Step IV: For each n, the collection of polynomials with integer coefficients of degree n is countable. This is done by induction on n. We have n=1 and n=2 by steps II and III. But the same argument as in step II shows that if the collection of polynomials of degree n is countable, so is the collection of degree n+1. Just take the union over the first coefficient of the possible following terms. So the induction works.
Step V: The collection of ALL polynomials with integer coefficients is countable. This is just the union over the the sets in step IV, one for each degree n. This is a countable union, and once again the result is countable.
Step VI: For each polynomial with integer coefficients, there are only finitely many roots. If the polynomial has degree n, then there are at most n roots. This is a fact from algebra. if you need me to prove it, let me know.

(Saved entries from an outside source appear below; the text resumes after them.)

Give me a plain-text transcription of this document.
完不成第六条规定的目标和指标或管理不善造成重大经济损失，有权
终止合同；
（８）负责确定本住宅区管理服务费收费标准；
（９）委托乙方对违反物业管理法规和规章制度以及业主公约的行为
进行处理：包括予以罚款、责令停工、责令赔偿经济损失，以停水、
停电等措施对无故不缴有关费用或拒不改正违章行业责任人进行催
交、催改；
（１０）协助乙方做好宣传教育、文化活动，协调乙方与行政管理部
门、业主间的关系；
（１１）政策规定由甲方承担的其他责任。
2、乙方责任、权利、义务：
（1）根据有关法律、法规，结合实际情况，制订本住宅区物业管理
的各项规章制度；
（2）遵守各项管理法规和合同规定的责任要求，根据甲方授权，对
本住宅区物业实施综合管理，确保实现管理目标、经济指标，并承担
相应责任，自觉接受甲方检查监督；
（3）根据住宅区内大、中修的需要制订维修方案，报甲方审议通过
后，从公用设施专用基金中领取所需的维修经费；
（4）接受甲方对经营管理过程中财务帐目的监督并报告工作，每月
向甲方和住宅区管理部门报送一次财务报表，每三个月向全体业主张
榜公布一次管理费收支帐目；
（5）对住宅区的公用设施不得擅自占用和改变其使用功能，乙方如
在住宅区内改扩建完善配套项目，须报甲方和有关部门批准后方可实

Step VII: the collection of all possible roots of all polynomials with integer coefficients (the collection of algebraic numbers) is countable: this is the union over the countably many polynomials of the finite (hence countable) set of roots for each.
The last step is *exactly* the set of numbers that are NOT transcendental.
Now, I assume you know that the set of all real numbers is NOT countable (once again, i can prove it if you want).
But this means that the collection of transcendental number is also NOT countable (if it was countable, its union with the algebraic numbers would be countable--but this is the whole set of real numbers).
If you have questions about any part of this, feel free to ask.
OK, thanks, I appreciate that you did my homework for me. I don't generally ask people to do that, but you've explained succinctly what I wanted to know. I'll trade you for an answer to a question you might have on auto repair, because I have a lot of experience with that. Not good with fuel injection, or many electronic ignition systems, because I graduated from uni and went to work as an engineer when those were becoming more commonplace.
I'll read this a couple more times so that the ideas are cemented into my head. It usually takes about three times before the bell goes, "ding!", but I get the gist of it. You've a clear expository style!
If you get to thinking you’re a person of some influence, try ordering somebody else’s dog around.